Não é à toa que os políticos disputam a socos e pontapés o comando da Sesai. Inclusive existe parlamentar com ligação direta a uma das empresas de táxi aéreo sob investigação da PF que, antes mesmo de assumir o mandado, já anunciou adesão ao grupo de parlamentares roraimenses que declarou apoio ao governo Lula, ainda que tenha pedido votos como sendo declaradamente de direita.
Como se pode notar, será uma luta titânica da qual se pode esperar tudo. Do lado do governo, um advogado ativista do Ceará foi nomeado para comandar a Sesai, Weibe Tapeba, se tornando o primeiro indígena a assumir a pasta, órgão não apenas vital para os povos indígenas como importante para começar a minar o poderio dos operadores do garimpo ilegal na Terra Yanomami.

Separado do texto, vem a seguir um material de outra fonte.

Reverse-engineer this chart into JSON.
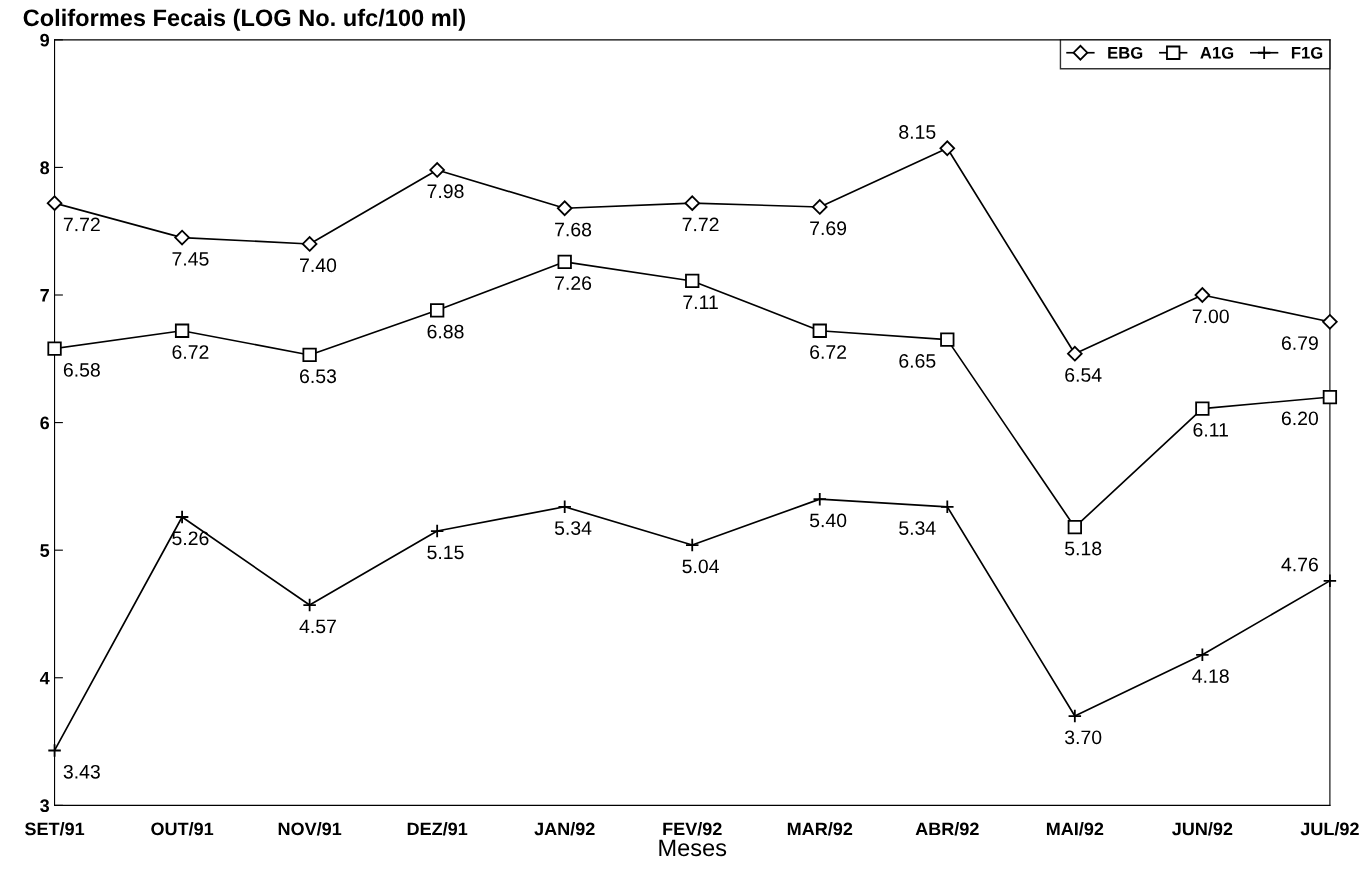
{
  "chart_data": {
    "type": "line",
    "title": "Coliformes Fecais (LOG No. ufc/100 ml)",
    "xlabel": "Meses",
    "categories": [
      "SET/91",
      "OUT/91",
      "NOV/91",
      "DEZ/91",
      "JAN/92",
      "FEV/92",
      "MAR/92",
      "ABR/92",
      "MAI/92",
      "JUN/92",
      "JUL/92"
    ],
    "series": [
      {
        "name": "EBG",
        "color": "#000000",
        "marker": "diamond",
        "values": [
          7.72,
          7.45,
          7.4,
          7.98,
          7.68,
          7.72,
          7.69,
          8.15,
          6.54,
          7.0,
          6.79
        ],
        "value_labels": [
          "7.72",
          "7.45",
          "7.40",
          "7.98",
          "7.68",
          "7.72",
          "7.69",
          "8.15",
          "6.54",
          "7.00",
          "6.79"
        ]
      },
      {
        "name": "A1G",
        "color": "#000000",
        "marker": "square",
        "values": [
          6.58,
          6.72,
          6.53,
          6.88,
          7.26,
          7.11,
          6.72,
          6.65,
          5.18,
          6.11,
          6.2
        ],
        "value_labels": [
          "6.58",
          "6.72",
          "6.53",
          "6.88",
          "7.26",
          "7.11",
          "6.72",
          "6.65",
          "5.18",
          "6.11",
          "6.20"
        ]
      },
      {
        "name": "F1G",
        "color": "#000000",
        "marker": "cross",
        "values": [
          3.43,
          5.26,
          4.57,
          5.15,
          5.34,
          5.04,
          5.4,
          5.34,
          3.7,
          4.18,
          4.76
        ],
        "value_labels": [
          "3.43",
          "5.26",
          "4.57",
          "5.15",
          "5.34",
          "5.04",
          "5.40",
          "5.34",
          "3.70",
          "4.18",
          "4.76"
        ]
      }
    ],
    "ylim": [
      3,
      9
    ],
    "yticks": [
      3,
      4,
      5,
      6,
      7,
      8,
      9
    ],
    "grid": false,
    "legend": "top right",
    "line_style": "solid"
  }
}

Mas os operadores do grande esquema começaram a atuar bem antes de as lideranças indígenas terem assumidos os postos estratégicos, mostrando poder de organização e força política quando se trata de manter os mesmos esquemas. A questão é saber se esse novo aparato montado pelo governo para cuidar da política indigenista terá forças suficientes para expurgar o grande mal.
O primeiro passo é reunir condições para se livrar definitivamente das empresas de táxi aéreo já investigadas por envolvimento no garimpo ilegal. Ou os novos dirigentes da saúde indígena irão ficar refém do esquema poderoso? E não custa frisar que já houve um crime de pistolagem dentro dessa disputa, que foi o caso Chico da Meta, conforme relatado acima neste artigo.